Managers reportedly encouraged contractors to mischaracterize the data collection as a “selfie game,” akin to Snapchat filters such as Face Swap. College students who agreed to the scans later told the Daily News that they didn’t recall ever hearing the name Google and were simply told to play with the phone in exchange for a gift card. To entice homeless users in L.A. to consent, contractors were allegedly instructed to mention a California law that allows the gift cards to be exchanged for cash. The whole episode is, in a bleak way, an apparent attempt to diversify AI training data while paying people for their information. But the result is completely dystopian.

According to The New York Times, Google temporarily suspended the data collection, pending an internal investigation. In an emailed statement to The Atlantic, a Google spokeswoman said, “We’re taking these claims seriously and investigating them. The allegations regarding truthfulness and consent are in violation of our requirements for volunteer research studies and the training that we provided.”

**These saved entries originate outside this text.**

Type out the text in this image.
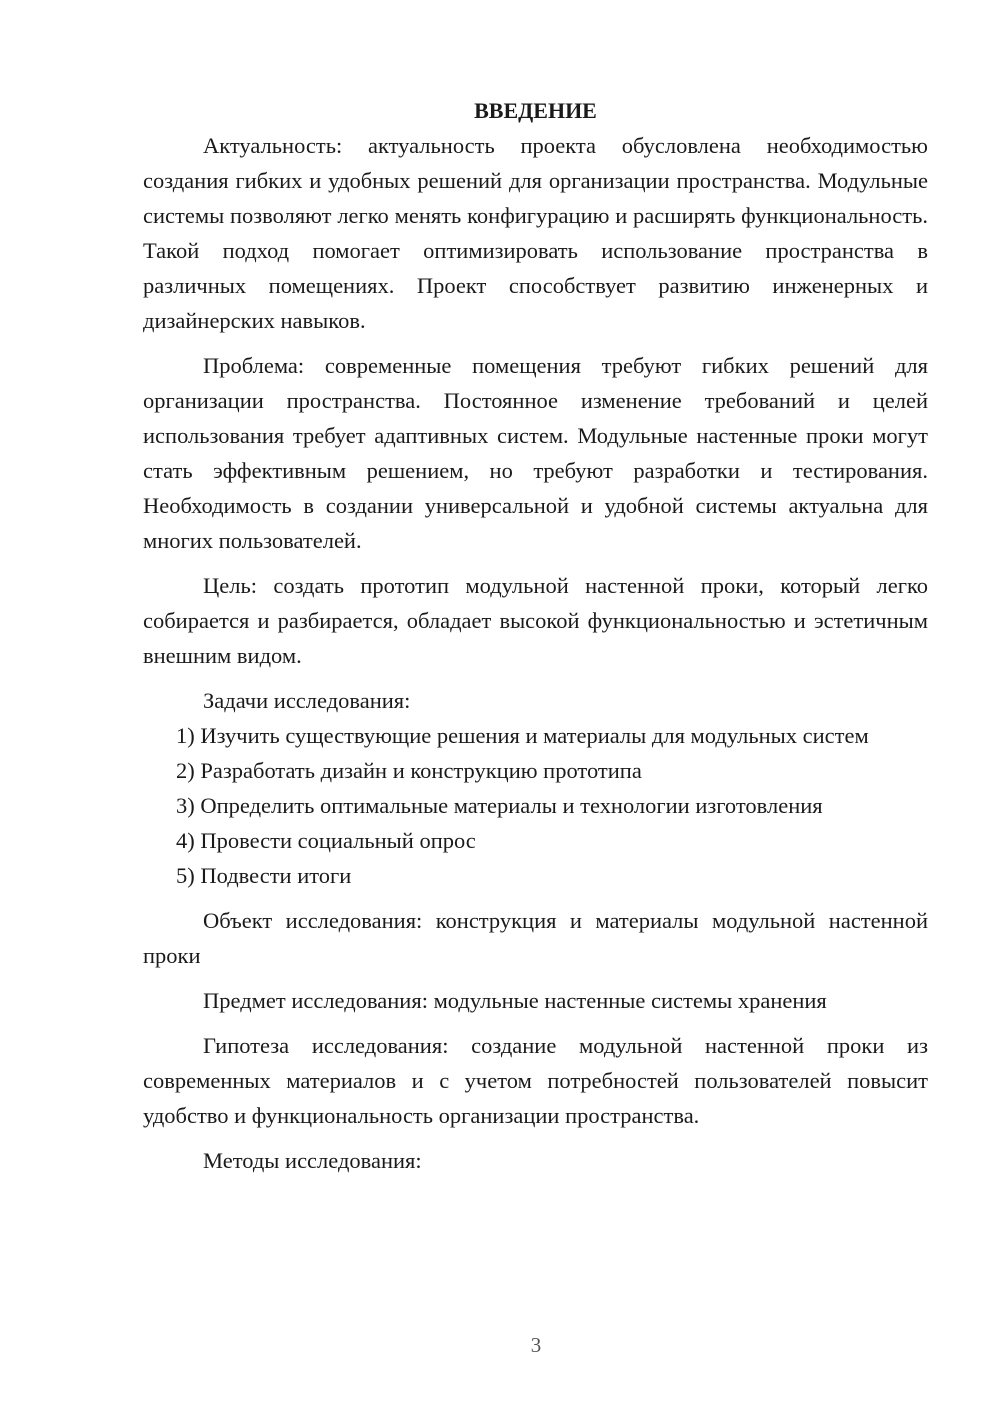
ВВЕДЕНИЕ

Актуальность: актуальность проекта обусловлена необходимостью создания гибких и удобных решений для организации пространства. Модульные системы позволяют легко менять конфигурацию и расширять функциональность. Такой подход помогает оптимизировать использование пространства в различных помещениях. Проект способствует развитию инженерных и дизайнерских навыков.

Проблема: современные помещения требуют гибких решений для организации пространства. Постоянное изменение требований и целей использования требует адаптивных систем. Модульные настенные проки могут стать эффективным решением, но требуют разработки и тестирования. Необходимость в создании универсальной и удобной системы актуальна для многих пользователей.

Цель: создать прототип модульной настенной проки, который легко собирается и разбирается, обладает высокой функциональностью и эстетичным внешним видом.

Задачи исследования:

1) Изучить существующие решения и материалы для модульных систем

2) Разработать дизайн и конструкцию прототипа

3) Определить оптимальные материалы и технологии изготовления

4) Провести социальный опрос

5) Подвести итоги

Объект исследования: конструкция и материалы модульной настенной проки

Предмет исследования: модульные настенные системы хранения

Гипотеза исследования: создание модульной настенной проки из современных материалов и с учетом потребностей пользователей повысит удобство и функциональность организации пространства.

Методы исследования:

3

It’s baffling that this purported scheme, which the Daily News’s reporting suggests commodified black and homeless Americans, was intended to reduce racial bias. But as the Harvard technologist Shoshana Zuboff has argued, people have always been the “raw materials” for Big Tech. Products such as the Pixel and the iPhone, and services such as Google and Facebook, collect our data as we use them; companies refine that data, and, with each new generation, sell us more advanced products that collect more useful data. In this framework, our habits, our choices, our likes, and our dislikes are not unlike soybeans or petroleum or iron ore—natural resources that are extracted and processed by huge firms, for massive profit.

Sometimes this looks like a smart thermostat getting better at predicting how cool you like your home, and sometimes it looks like a $1 trillion company allegedly offering $5 gift cards to homeless black people to better sell a $1,200 phone.

As the techlash continues, some lawmakers are seeking to empower their constituents to demand that companies such as Google pay users for their data. California and Alaska have debated legislation to charge companies for using people’s personal data. Andrew Yang, the 2020 Democratic presidential candidate, has advocated treating data as a “property right.” The Facebook co-founder Chris Hughes suggests a “data dividend,” a revenue tax on companies monetizing enormous amounts of public data, paid out to users across the country, like universal basic income.

But following that line of thinking makes it clear that we still have no ethical or economic framework for valuing data collected from people across different social contexts. Should tech companies pay more for dark-skinned subjects because they’re underrepresented in training data? If our bodies are commodities, what’s a fair price, and who should set it? The data-ownership idea is, fundamentally, limited: Even if we manage, with the help of Hughes or Yang or state legislatures, to negotiate a high price for our data, we’re still for sale.

In a backwards way, movements to pay users for the data that tech companies take from them only corroborate the process by which Silicon Valley turns our faces into commodities. Imagine an unregulated race-to-the-bottom market where companies target the most vulnerable for their data, restrained only by the alarmingly low bar for consent to improve their products. It would look a lot like paying homeless people $5 for a face scan.